C’est juste impossible d’avoir les effets du rire par d’autres moyens, vu que les autres moyens pour accéder à ces effets sont coûteux en temps, en énergie et surtout en argent. Pour accéder à hauteur de seulement 10% aux effets du rire, il faudrait simultanément avoir recours à l’alcool, ou alors tomber amoureux, ou bien faire beaucoup de sport, ou manger 400 barres de chocolat, ou bien gagner au loto, ou s’offrir une nouvelle voiture, ou faire l’amour avec un(e) partenaire avec un physique parfait qui serait prêt(e) à assouvir vos fantasmes les plus fous [cela peut vous coûter vraiment cher !], ou avoir une promotion au travail, ou voyager vers une destination qui vous plaît, etc.

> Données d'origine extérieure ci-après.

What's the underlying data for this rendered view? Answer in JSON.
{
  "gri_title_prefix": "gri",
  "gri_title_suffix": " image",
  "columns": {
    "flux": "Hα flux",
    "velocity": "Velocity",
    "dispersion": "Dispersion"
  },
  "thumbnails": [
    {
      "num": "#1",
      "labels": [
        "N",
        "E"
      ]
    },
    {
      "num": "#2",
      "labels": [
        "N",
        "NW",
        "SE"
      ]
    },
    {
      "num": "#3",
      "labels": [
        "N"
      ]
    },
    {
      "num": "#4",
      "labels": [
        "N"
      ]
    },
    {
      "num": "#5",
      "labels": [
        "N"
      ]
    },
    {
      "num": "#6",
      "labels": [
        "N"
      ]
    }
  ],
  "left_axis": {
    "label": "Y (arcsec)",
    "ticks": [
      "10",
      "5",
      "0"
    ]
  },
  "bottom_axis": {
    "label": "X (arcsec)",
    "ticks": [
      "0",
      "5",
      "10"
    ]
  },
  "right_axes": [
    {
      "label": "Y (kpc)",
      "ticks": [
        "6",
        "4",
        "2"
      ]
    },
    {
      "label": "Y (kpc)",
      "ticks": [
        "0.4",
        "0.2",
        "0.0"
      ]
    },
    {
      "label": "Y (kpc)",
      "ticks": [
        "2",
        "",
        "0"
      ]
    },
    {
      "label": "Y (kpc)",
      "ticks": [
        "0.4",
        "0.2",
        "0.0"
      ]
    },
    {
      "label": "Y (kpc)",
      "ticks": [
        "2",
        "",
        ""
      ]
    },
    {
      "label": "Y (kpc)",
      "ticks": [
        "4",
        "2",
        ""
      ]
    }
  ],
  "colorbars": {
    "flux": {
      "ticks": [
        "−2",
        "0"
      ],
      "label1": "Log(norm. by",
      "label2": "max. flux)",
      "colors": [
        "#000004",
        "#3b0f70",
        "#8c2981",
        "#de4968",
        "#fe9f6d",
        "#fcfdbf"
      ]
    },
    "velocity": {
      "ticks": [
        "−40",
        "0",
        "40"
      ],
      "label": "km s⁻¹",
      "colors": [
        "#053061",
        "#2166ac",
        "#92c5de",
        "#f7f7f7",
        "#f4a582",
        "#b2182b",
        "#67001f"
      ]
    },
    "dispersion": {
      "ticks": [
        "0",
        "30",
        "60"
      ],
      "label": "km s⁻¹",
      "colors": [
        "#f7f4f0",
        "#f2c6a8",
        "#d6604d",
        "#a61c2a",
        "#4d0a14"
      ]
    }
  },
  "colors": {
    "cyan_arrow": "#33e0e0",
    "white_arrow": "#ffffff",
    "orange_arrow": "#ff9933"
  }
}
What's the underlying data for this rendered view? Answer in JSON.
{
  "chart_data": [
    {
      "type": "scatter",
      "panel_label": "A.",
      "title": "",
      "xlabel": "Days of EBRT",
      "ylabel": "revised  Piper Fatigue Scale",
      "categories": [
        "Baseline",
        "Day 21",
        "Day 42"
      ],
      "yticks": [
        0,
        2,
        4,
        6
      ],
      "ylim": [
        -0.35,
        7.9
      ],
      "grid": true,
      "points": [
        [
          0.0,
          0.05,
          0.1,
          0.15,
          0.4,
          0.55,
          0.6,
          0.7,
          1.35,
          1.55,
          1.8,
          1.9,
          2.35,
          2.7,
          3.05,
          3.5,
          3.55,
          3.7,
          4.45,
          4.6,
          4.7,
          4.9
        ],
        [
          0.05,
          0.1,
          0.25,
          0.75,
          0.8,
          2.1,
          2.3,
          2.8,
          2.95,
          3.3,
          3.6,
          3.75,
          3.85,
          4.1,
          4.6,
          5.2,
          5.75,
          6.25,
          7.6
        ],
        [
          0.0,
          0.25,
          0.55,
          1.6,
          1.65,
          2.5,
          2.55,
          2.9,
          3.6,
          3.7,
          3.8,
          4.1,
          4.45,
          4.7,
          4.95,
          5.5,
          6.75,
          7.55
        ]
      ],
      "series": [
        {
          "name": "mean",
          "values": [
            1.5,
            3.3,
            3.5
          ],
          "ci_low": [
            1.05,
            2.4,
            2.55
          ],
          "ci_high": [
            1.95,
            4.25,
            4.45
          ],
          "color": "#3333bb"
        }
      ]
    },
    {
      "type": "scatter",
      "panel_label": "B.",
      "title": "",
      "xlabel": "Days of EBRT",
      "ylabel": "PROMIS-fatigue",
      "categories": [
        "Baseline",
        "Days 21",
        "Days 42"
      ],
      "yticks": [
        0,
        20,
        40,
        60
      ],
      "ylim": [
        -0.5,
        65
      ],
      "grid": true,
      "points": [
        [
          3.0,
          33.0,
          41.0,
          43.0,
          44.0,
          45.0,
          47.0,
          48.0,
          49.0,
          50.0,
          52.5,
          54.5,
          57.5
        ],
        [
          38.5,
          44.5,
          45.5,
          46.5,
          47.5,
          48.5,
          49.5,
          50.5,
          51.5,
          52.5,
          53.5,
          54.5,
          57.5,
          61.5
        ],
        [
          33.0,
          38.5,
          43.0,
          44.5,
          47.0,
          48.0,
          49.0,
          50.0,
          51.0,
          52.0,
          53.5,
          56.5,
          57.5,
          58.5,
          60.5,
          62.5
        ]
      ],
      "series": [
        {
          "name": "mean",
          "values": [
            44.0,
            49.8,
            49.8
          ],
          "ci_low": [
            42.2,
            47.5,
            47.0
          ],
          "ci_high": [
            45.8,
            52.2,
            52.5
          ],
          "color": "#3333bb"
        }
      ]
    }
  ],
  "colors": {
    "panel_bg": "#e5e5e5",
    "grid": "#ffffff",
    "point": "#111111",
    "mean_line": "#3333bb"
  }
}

Tout cela, à l’exception de l’alcool (un produit apprécié localement), est presque inaccessible au Burundais lambda. Donc, rions simplement, cela suffira !
Vu que nous ne faisons que rire entre nous, amis et ennemis inclus, tant qu’ils sont Burundais, fallait-il rire du discours de la ministre ? N’était-ce pas un rire « méchant », un rire « indécent » ? Y’a-t-il un Code du rire burundais qui n’a pas été suivi ?
Dis-moi de qui et de quoi tu ris, je te dirais qui tu es.
Compte tenu de la polémique à propos de son discours, voyons quelles règles auraient enfreintes ceux qui ont ri de la ministre.
Le code du « rire ensemble » burundais définit implicitement qu’on ne rit pas du plus faible que soi. C’est même mal vu. On appelle cela « gushinyagura », un rire méchant, une forme de moquerie ou de ricanement, comme font les méchants dans les films. Quand les puissants et riches rigolent du malheur des petits, ce genre de rire est mal vu dans notre société.
L’idée généralement admise est de rire de ceux qui ont les moyens de se défendre tout seuls. On ne rit pas des personnes sans défense. Par exemple, on ne rit pas du malheur des orphelins, des personnes handicapées, ou des sinistrés d’une inondation, etc. (La liste des malheureux de notre pays est longue). Vous l’aurez compris, le rire burundais suit le code de l’Ubuntu : « Pour vivre et rire ensemble, on ne s’attaque pas à plus faible que soi », ça rend le rire moins agréable.
A mon humble avis, au Burundi, compte tenu des chiffres effrayants du chômage, une ministre est tout sauf « faible ». Le pays ne compte que 15 ministres, ceux-ci sont bien payés et jouissent d’un statut social important, une élite. Cette jeune femme Twa en fait partie. Sur ce point, ceux qui ont ri de son discours n’ont pas enfreint le code du rire burundais. En tant que ministre, elle n’est pas la pauvre Twa sans terre et sans défense.
Conclusion ?
Ils ont ri d’une ministre et pas d’une femme « mutwa ». Restons froids et analysons objectivement. Au vu du CV et du parcours, ce n’est pas la première fois que cette jeune femme faisait un discours. Sur son CV, on lit qu’elle a longtemps travaillé dans un milieu associatif.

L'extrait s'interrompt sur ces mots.